"
"Thank you. I have but one additional solicitation to make, and if to this
you can give your assent, I shall be truly happy, delighted, and
confident."
All this time he had been driving at one point, which he had now reached,
but was slow to present. A momentary pause ensued; Ellen was in doubt as to
the nature of the requirement, and he of the propriety of making it. But he
had set his all upon the desperate stake for which he was playing, and it
would not now do to leave the game. He at length went on:
"I shall not feel myself safe in society unless I can form an alliance with
some family of note and respectability. I am not as extensively acquainted
as some others--in a word, I know of no young lady but yourself to whom I
can offer my hand, and having loved you so long and ardently, I can do
nothing less than make this as my final request, _that you consent to
become my wife_. I make this request the only condition of release, and
upon your acceptance of my hand depends my present and future hope, my
salvation in time and eternity. My fate is in your hands, and you can raise
me to heaven, or cast me down to hell. Will you save me?"

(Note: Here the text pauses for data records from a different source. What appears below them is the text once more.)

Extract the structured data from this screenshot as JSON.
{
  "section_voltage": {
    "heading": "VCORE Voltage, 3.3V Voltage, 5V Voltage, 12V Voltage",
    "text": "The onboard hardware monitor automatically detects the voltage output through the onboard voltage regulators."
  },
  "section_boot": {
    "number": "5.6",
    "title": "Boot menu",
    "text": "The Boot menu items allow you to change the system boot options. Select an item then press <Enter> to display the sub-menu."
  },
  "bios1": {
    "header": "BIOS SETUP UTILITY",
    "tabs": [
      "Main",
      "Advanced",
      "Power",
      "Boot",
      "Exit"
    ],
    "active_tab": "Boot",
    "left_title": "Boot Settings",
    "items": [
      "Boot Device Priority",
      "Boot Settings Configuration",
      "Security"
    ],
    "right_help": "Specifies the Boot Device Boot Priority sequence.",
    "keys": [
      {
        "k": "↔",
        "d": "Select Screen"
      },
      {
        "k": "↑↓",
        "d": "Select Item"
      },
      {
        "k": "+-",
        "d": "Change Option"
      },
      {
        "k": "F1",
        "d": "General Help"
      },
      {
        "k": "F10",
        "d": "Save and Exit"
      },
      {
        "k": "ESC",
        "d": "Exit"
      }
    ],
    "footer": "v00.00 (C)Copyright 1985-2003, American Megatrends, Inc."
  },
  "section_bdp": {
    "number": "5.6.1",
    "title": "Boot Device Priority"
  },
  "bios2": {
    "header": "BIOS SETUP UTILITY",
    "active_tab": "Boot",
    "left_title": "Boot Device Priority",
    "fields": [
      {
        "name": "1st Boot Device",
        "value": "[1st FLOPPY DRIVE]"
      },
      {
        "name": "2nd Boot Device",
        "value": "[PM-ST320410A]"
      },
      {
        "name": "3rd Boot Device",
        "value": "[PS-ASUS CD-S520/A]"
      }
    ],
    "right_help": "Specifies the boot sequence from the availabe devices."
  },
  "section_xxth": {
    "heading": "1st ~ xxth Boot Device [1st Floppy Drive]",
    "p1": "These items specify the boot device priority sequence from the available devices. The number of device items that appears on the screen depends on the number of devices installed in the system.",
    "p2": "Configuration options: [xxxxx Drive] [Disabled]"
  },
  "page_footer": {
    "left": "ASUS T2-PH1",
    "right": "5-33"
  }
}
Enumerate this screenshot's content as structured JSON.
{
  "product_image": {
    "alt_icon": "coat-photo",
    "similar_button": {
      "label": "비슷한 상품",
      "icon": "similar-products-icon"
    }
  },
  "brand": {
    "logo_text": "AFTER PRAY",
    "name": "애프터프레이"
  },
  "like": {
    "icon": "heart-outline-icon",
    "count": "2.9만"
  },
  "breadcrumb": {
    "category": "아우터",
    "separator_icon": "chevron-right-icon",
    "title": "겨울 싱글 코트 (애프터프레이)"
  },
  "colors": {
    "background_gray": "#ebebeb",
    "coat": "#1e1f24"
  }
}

It would be quite impossible to depict the consternation this announcement
created in the mind of Ellen. In spite of her better judgment, and the
precedents in the villain's former life, she had suffered herself to be
beguiled by his seeming sincerity of manner into the hope that he was
really desirous of reforming; and even now she could hardly believe her own
ears, so consummate was his hypocrisy; but as the whole truth shone out to
her comprehension, she saw through his scheme at once--that all his seeming
repentance was a pretense as hollow as his own heart.